Des attelages de bœufs stationnent au village, et font l’office de cabestans.

Le sommet de la seconde montagne, sommet du haut duquel on aperçoit Villers-Cotterets, distant d’une lieue à peine, est couronné par un moulin à vent, appartenant à M. Picot, auquel, du reste, appartient une partie de la plaine de Noue, de Coyolle et de Largny.

Ce moulin à vent va jouer un grand rôle dans ce qui me reste à dire, — car on comprend bien que ce n’est pas à titre de simple description que je viens de relever la route, peu intéressante pour mes lecteurs, de Villers-Cotterets à Crépy.
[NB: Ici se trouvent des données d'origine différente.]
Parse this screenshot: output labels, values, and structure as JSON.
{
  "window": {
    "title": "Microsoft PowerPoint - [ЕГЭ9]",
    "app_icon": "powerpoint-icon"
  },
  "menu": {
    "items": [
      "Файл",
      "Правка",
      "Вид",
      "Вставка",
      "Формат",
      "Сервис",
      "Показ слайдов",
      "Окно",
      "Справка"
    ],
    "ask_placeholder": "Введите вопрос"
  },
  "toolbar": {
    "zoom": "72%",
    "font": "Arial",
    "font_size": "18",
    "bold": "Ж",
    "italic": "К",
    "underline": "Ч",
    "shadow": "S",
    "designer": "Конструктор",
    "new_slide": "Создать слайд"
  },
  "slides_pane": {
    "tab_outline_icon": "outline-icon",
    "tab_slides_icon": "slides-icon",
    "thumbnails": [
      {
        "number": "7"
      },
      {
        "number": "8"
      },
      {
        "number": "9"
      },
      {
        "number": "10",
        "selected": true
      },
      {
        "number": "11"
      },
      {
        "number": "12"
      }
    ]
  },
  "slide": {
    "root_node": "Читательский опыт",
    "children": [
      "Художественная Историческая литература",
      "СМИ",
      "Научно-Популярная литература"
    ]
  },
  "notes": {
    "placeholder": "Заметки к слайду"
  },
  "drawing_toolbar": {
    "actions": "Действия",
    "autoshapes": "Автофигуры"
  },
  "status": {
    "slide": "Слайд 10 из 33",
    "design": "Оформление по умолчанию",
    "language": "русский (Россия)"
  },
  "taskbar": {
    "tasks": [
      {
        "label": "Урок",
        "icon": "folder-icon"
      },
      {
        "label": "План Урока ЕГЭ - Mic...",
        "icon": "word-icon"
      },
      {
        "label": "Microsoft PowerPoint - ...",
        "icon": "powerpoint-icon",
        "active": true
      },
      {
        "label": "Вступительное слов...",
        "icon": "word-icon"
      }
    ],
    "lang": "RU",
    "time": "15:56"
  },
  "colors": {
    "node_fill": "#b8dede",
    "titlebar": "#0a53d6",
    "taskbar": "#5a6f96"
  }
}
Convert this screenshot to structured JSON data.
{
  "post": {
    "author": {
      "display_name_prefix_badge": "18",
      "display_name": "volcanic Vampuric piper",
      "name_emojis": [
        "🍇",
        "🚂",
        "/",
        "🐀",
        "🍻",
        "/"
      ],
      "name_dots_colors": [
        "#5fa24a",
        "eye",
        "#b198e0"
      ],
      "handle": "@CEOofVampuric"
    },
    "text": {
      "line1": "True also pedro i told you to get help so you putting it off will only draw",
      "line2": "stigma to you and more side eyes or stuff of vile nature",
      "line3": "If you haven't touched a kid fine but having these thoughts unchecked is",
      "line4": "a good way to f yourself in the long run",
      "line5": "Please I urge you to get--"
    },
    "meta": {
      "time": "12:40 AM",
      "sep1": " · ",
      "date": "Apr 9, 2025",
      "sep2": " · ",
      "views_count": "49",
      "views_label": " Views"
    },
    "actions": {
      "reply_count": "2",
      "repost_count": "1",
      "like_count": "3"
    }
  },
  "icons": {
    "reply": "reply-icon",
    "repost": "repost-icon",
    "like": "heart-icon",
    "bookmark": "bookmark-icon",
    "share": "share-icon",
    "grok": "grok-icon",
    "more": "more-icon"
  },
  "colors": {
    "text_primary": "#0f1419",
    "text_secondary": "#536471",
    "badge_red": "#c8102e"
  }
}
Ce moulin à vent, allais-je dire, est parfaitement isolé de toute habitation, et s’élève au-dessus du fond de Vouffly, à peu près à trois kilomètres de Largny, et à une lieue de Villers-Cotterets,

Voilà donc la route que je suivais, au plus grand trot de mon cheval de boulanger, sous le pas duquel le pavé de Sa Majesté Louis XVIII résonnait lourdement.

Vers huit heures, à peu près, j’étais aux environs de la fontaine Eau-Claire.

J’ai déjà dit que le temps était sombre ; la lune, à son premier quartier, était voilée par de longs nuages courant rapidement au ciel, et dont les extrémités se frangeaient d’une espèce d’écume grise.

Je rapportais de l’argent. J’étais sans arme. J’avais quinze ans à peine ; les traditions de la fontaine Eau-Claire étaient vivantes dans mon esprit ; — toutes circonstances qui me faisaient légèrement battre le cœur.

À la moitié de la descente, je mis mon cheval au trot, et, grâce à une branche de chêne que j’avais cueillie au bois du Tillet, je parvins à le faire passer au galop.

Je franchis l’endroit dangereux, le malo sitio, comme on dit en Espagne, sans accident, et, quoique l’ayant franchi, je décidai que le galop serait désormais l’allure que j’imprimerais à mon cheval.